Heat pump water heaters
A new twist with heating domestic hot water is electric water heaters with heat pump technology built in. This means that the heater uses electricity to take heat from its immediate environment and transfer it into the water rather than only use a built in electric heating element as do most electric water heaters. As with other heat pump systems, this make the system two to three times more efficient than a traditional electric water heater by using one unit of energy to produce two or three units. It uses the same technology that is popping up everywhere in the form of “mini-split” heat pump systems with most of the mechanical part of the system, the compressor, outside the house, and one or more “heads” that transfer the heat or cooling remotely inside.
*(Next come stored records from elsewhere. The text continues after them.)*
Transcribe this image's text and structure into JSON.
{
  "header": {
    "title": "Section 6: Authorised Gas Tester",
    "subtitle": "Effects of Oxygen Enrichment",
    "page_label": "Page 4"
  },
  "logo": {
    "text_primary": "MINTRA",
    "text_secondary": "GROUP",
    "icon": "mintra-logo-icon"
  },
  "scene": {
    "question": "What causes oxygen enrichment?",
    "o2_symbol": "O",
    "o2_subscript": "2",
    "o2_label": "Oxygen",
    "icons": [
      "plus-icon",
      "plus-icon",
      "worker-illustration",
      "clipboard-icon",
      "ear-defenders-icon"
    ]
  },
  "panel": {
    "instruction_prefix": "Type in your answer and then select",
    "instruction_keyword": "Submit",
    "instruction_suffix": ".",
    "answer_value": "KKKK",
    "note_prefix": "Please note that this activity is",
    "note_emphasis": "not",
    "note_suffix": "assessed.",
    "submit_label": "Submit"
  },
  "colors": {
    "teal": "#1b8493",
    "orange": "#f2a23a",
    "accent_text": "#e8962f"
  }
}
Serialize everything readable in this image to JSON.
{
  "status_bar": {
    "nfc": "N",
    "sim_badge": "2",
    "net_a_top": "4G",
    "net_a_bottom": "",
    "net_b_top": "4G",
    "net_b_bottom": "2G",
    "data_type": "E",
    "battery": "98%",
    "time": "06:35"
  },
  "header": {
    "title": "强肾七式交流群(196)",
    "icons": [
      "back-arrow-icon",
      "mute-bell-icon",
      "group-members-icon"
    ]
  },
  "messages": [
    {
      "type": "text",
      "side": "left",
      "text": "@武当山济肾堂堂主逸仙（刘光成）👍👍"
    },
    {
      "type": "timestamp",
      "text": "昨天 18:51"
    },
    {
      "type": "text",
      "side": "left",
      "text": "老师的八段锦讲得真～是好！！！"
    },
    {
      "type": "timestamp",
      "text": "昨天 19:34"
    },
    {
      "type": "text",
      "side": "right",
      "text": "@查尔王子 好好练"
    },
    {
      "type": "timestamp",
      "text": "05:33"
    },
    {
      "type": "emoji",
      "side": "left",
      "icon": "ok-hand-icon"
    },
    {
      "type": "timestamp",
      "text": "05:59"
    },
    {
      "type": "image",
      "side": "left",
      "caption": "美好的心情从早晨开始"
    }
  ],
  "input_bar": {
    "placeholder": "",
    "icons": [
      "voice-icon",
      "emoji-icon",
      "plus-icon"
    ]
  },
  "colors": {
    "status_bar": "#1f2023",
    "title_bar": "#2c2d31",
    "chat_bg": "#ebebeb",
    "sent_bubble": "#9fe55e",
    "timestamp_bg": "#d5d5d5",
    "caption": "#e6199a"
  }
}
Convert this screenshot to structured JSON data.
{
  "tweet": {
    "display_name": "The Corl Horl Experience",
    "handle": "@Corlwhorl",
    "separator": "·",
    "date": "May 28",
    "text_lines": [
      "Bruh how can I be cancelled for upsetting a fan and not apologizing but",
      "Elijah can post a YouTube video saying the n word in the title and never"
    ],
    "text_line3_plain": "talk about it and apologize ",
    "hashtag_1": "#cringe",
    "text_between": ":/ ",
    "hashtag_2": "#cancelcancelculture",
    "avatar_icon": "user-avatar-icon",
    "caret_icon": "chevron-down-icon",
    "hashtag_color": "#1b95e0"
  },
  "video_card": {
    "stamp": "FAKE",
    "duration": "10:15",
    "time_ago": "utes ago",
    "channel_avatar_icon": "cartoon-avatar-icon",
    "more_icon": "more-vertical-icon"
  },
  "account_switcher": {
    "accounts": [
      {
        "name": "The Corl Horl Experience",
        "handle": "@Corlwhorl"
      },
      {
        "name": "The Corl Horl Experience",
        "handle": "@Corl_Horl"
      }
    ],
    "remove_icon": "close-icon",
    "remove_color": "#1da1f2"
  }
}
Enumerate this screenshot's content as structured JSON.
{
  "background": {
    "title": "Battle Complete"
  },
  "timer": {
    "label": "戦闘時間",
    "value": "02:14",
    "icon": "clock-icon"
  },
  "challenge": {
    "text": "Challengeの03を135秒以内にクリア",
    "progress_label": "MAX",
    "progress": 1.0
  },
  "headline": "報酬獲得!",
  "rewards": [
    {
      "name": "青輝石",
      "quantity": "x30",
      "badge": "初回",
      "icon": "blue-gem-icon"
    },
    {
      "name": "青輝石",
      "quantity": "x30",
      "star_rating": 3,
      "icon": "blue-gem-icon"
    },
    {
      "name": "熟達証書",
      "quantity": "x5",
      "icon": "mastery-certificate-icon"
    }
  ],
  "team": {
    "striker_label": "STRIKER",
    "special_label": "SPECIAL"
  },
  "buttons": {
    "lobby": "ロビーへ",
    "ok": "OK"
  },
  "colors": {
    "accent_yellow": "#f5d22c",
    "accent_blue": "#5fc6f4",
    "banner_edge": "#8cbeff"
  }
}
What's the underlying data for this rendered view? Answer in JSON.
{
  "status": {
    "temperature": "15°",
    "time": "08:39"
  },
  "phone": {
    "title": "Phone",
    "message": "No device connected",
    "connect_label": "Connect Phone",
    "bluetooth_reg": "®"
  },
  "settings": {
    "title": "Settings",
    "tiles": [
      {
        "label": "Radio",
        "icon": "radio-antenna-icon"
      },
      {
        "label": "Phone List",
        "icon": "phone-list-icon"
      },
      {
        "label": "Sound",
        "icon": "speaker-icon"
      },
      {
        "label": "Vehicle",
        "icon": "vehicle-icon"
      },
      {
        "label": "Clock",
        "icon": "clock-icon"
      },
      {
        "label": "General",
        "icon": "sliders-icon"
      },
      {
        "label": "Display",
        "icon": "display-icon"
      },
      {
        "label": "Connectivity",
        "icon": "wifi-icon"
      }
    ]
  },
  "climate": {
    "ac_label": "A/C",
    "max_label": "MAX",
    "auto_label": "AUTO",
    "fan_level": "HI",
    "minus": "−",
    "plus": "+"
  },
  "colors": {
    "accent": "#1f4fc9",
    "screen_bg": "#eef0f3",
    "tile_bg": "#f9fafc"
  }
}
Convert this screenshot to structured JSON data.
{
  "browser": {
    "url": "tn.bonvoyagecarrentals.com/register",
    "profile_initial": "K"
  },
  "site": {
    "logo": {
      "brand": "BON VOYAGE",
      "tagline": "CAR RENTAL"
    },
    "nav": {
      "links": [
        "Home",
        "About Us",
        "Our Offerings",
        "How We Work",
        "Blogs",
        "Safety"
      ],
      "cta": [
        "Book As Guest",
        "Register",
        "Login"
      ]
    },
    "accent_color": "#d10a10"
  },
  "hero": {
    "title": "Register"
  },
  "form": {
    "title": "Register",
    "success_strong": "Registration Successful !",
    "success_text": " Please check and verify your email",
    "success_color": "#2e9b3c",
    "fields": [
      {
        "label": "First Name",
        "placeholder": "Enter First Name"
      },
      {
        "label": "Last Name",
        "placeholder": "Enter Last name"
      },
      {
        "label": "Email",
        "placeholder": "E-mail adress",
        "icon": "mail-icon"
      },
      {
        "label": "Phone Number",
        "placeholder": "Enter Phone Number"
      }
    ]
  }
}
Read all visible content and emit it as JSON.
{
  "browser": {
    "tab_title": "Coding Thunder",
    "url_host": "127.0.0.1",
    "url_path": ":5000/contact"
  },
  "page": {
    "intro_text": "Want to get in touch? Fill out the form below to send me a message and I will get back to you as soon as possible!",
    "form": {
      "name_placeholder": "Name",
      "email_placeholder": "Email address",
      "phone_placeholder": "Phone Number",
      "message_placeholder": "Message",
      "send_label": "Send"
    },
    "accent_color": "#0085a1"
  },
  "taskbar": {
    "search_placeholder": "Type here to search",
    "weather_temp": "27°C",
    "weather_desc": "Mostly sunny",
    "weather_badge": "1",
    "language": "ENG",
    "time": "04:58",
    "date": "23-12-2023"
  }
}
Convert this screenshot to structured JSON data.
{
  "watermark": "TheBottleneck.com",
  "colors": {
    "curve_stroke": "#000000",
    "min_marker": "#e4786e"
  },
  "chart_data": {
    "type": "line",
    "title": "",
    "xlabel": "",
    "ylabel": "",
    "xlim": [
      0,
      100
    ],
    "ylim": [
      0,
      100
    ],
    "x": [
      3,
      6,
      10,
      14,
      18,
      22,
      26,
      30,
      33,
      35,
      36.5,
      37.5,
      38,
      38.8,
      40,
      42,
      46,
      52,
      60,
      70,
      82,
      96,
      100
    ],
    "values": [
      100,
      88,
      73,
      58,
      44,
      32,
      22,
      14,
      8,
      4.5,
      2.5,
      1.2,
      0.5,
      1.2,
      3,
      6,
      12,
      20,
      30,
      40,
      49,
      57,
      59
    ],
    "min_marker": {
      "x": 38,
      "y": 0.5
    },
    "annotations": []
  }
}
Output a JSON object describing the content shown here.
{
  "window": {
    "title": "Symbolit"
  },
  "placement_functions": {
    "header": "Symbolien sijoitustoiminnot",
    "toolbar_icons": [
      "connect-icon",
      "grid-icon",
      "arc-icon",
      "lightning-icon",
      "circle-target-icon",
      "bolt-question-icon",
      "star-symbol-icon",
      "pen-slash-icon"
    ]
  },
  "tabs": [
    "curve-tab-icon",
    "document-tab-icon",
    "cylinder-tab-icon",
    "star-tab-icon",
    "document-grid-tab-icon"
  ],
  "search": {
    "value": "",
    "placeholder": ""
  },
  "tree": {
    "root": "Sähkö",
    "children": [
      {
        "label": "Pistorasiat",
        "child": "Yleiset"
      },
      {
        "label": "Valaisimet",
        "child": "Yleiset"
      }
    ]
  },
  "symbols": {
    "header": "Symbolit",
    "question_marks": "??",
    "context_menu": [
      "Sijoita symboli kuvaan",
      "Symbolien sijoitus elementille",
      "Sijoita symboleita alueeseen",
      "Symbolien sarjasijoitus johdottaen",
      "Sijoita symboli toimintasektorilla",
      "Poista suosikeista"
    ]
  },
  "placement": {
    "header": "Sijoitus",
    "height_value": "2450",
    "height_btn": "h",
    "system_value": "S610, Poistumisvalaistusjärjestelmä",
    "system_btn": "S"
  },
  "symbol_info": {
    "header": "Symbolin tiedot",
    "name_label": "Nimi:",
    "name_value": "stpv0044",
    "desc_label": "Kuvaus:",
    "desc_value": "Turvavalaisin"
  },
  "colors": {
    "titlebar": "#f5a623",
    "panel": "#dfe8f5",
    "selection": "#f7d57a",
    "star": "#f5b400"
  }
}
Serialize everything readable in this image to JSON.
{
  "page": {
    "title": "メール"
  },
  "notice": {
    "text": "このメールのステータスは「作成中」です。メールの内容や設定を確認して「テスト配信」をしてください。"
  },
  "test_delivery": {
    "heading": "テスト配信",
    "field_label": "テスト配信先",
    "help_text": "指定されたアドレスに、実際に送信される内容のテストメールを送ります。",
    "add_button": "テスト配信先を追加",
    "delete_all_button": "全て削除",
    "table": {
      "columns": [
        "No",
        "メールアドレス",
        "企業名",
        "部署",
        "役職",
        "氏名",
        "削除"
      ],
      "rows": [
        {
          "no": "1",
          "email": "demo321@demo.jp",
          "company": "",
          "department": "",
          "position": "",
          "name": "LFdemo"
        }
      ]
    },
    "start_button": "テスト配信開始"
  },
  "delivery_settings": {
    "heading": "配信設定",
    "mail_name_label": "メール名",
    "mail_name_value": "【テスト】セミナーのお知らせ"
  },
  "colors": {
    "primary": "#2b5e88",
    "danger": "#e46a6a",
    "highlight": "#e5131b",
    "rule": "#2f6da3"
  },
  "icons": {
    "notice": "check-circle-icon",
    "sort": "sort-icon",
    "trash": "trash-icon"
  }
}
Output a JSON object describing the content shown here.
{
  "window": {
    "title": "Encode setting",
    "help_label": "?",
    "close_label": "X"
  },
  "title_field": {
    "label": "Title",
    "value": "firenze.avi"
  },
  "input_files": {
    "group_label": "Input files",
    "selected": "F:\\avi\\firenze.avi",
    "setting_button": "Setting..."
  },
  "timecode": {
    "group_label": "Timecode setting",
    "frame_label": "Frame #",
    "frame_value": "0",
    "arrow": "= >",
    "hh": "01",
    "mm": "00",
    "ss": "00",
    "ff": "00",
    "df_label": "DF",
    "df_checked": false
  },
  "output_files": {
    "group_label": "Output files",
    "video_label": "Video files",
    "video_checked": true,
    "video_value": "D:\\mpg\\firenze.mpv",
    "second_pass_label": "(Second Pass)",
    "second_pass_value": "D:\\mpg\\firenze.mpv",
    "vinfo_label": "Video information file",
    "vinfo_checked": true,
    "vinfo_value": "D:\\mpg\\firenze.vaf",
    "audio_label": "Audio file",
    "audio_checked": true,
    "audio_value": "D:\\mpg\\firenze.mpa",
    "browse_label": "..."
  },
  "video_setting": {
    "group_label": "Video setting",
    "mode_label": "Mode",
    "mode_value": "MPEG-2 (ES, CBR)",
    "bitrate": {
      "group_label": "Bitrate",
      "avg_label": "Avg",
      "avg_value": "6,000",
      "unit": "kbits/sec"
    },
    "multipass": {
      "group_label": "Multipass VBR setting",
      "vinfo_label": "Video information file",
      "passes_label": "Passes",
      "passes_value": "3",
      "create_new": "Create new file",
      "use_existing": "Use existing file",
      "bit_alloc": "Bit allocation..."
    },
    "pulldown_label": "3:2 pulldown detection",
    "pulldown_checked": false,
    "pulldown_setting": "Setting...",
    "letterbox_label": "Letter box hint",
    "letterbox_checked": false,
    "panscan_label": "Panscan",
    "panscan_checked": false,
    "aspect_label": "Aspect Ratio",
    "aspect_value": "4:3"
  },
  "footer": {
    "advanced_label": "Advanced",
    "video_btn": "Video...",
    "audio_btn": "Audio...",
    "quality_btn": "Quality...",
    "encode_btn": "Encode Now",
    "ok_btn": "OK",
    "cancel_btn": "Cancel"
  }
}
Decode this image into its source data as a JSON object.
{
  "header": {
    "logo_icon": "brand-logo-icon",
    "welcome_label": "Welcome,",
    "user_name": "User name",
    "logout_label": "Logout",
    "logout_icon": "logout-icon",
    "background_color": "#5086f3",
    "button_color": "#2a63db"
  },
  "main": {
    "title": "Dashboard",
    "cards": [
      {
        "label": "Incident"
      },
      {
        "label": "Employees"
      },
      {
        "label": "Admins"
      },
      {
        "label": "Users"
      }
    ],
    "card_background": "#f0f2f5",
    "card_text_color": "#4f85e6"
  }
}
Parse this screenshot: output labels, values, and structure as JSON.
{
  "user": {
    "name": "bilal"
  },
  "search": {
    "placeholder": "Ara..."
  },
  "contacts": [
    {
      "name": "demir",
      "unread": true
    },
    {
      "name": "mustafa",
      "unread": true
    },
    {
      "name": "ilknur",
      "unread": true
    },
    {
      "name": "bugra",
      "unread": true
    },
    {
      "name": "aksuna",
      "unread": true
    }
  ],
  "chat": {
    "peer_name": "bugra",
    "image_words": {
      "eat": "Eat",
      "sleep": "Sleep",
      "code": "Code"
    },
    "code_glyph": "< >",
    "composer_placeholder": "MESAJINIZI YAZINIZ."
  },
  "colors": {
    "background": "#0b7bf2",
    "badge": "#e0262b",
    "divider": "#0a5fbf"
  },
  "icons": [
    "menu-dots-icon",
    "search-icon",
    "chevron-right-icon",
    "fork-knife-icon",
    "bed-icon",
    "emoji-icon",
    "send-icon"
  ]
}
During periods of high demand the water heater can be set to rely on a standard electrical coil built in to the tank whereas mini-splits heating a building might have to rely on fossil fuel backup heating. However, when a mini-split heat pump is working in an extremely cold outside environment it drops back to performing like any other electrical resistance heating unit with one unit of energy in and one unit out. Because water heaters are not usually operating in sub-freezing temps, there should never be a time that a heat pump water heater should never lose an effective level of efficiency.
There are several advantages to this type of water heater besides its increased efficiency including that it can help cool the inside of a building in summer by taking the heat from the room where it is located and transferring it into the water, and also that it can utilize electricity from a building’s PV system resulting in another way of using the sun to heat water. In addition, several states and utilities provide rebates for heat pump water heaters.
A disadvantage of a heat pump water heater is the fact that it is taking heat from its environment which might be fine if it is in a room with a wood stove or furnace, but not if it is stealing heat that is generated by an expensive non-renewable energy source. I’ve also heard that these systems they can actually chill an already cold basement to the point that pipes can freeze!
As for the future of stand-alone solar hot water systems, the complexity and expense of a system appears to make little economic sense when compared to a PV powered heat-pump system. On the other hand, keeping an existing solar hot water system operational makes abundant sense so long as major components do not need replacing. Unfortunately there are existing solar hot water systems that are not functioning simply because of the failure of a minor component that a subsequent homeowner or an unfamiliar plumber does not have the wherewithal to troubleshoot.
We’ve found that Solar Raisers from years ago served to take away the mystery of solar hot water for the several plumbers who took part as they came to realized that solar hot water systems are little more than any other domestic hot water system except that the source of the heat was the sun beaming on solar collectors instead of some kind of gas or oil fired system or some wires hooked to the grid.